Resolution in Analog to Digital Conversion

Analog to Digital Conversion (ADC or A/D) gives an unsigned integer result proportional to an analog voltage input and the resolution of that result is expressed in bits, e.g. an Arduino UNO has a 10 bit ADC, or an M0 processor has a 12 bit A/D. The number of possible values an integer can take on is limited by the number of binary bits. A single bit can be either 1 or 0 for two values, 2 bits can represent 4 values, etc.

The 10 bit resolution of the UNO can have 1024 distinct values, 0-1023, so each step represents 1/1024 of the range or 0.0009765. If the range is 5 volts, this results in a resolution of 4.88 mV per division.

Other common resolutions are 12 and 16 bits, resulting in 4096 and 65536 steps respectively.

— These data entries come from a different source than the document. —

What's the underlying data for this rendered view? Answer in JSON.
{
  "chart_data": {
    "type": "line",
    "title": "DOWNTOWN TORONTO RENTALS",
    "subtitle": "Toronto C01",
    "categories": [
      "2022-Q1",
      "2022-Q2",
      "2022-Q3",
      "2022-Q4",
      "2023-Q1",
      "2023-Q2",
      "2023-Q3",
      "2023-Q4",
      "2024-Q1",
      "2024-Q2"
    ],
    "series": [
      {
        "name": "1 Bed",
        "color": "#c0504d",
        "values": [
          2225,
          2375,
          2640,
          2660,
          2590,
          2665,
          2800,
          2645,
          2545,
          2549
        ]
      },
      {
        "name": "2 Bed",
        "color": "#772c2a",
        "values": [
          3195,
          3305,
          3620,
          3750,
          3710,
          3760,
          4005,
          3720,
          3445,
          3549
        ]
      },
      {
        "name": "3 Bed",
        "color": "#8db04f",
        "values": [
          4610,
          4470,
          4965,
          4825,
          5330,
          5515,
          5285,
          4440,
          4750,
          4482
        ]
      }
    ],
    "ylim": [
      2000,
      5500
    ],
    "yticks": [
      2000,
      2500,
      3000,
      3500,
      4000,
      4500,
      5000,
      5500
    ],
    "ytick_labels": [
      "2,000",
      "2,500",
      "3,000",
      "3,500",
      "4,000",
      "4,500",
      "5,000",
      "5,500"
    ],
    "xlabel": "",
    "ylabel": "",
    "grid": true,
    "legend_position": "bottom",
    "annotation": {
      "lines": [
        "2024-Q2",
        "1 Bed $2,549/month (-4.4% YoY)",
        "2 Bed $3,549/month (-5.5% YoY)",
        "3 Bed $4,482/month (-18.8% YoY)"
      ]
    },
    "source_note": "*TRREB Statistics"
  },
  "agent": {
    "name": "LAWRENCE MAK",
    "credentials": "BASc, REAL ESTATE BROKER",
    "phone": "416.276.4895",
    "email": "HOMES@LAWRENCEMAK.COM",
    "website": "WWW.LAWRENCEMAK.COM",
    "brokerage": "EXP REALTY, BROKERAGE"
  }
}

To make high resolutions worthwhile, it is important to reduce other sources of uncertainty such as noise.

When estimating the uncertainty due to an analog conversion process, start by assuming plus or minus one resolution step unless you have better information. Thus, when measuring temperature with a TMP36 on an UNO, the zero order uncertainty would be +/- 4.88 mV or +/-0.488 C simply due to the analog to digital conversion process.

Conversion Processes and Translation to Voltage Values.

Initially we will use the default voltage reference of the nominal processor power supply ( 5.0 V on the UNO and 3.3 V on the M0) and we can make an approximate conversion with V = Vref * analogRead(A0) / 1023. Later we will look at measuring the reference voltage more accurately and options for using different reference voltages.

Following the conceptual process the UNO uses to convert analog voltages into integer representations helps understand why the process isn’t instantaneous. It also helps to see why the best conversion is V=Vref*(A+0.5)/1024 instead of the nearly identical V=Vref*A/1023 for this low resolution conversion. (Video 9:29)

With 32 bit processors like the M0 you can set the resolution at which the results will be reported using the analogReadResolution(bits) function. It defaults to 10 bits (0-1023) even on boards that allow better resolution. You can set it to 16 bits (0-65535) even if the processor doesn’t support the full resolution and the results will be scaled accordingly. If you choose 16 bits, you can use V=Vref*A/65535 for conversion for all processors. (The UNO always uses 10 bit resolution and doesn’t support the analogReadResolution() function.)

Choosing a Reference Voltage

The Arduino IDE lets us choose the reference voltage for comparisons when doing analog to digital conversions by using the analogReference() function. On the M0 there are a wide range of options, including the default 0-3.3V and options like analogReference(AR_INTERNAL1V65) for a 0-1.65 volt range. With internal ranges of 1.0, 1.65, and 2.23 volts, you probably have enough flexibility to avoid needing analogReference(AR_EXTERNAL) to create your own range.

On the UNO the range can be 0-5V (default to the power supply voltage), 0-1.1V with analogReference(INTERNAL), or anywhere in between with analogReference(EXTERNAL). Using the 3.3V supply as a reference can help reduce the noise and uncertainty compared to using the primary power supply as a reference. Just make sure the hardware matches the code! (Video 2:08)

Higher Impedance Circuits

If you build a voltage divider with large resistances like 10K, there will be very little current flowing. Every analog to digital conversion will require a little bit of current, and that will pull down the centre voltage of the divider just for a moment. On an Arduino UNO, the drop will be about 8 millivolts and the moment will last less than a microsecond. You can smooth out that drop by adding a capacitor, but on the UNO it makes no difference in the result you get from analogRead(), no matter how quickly you sample, and that’s a good thing. The video (3:59) shows the circuit and the resulting transient signals when collecting data on an UNO and an M0.

On an M0 processor like the Adafruit Feather M0 board, things are a little more complicated.  The analog input channel is noisy and the current draw during analog to digital conversion is more complex because it takes multiple samples in hardware. Once again, you can smooth out the transient by adding a capacitor, and there is still a minimal effect on individual samples, however sampling at a high sample rate pulls the voltage down repeatedly, resulting in a slightly lower average reading. In a 10K voltage divider this was still less than 1%, but merits correction if you want your measurements to be as accurate as possible. Two easy options are to either slow your sample rate until the effect disappears, or use an op-amp as a voltage follower to provide higher current output from your circuit.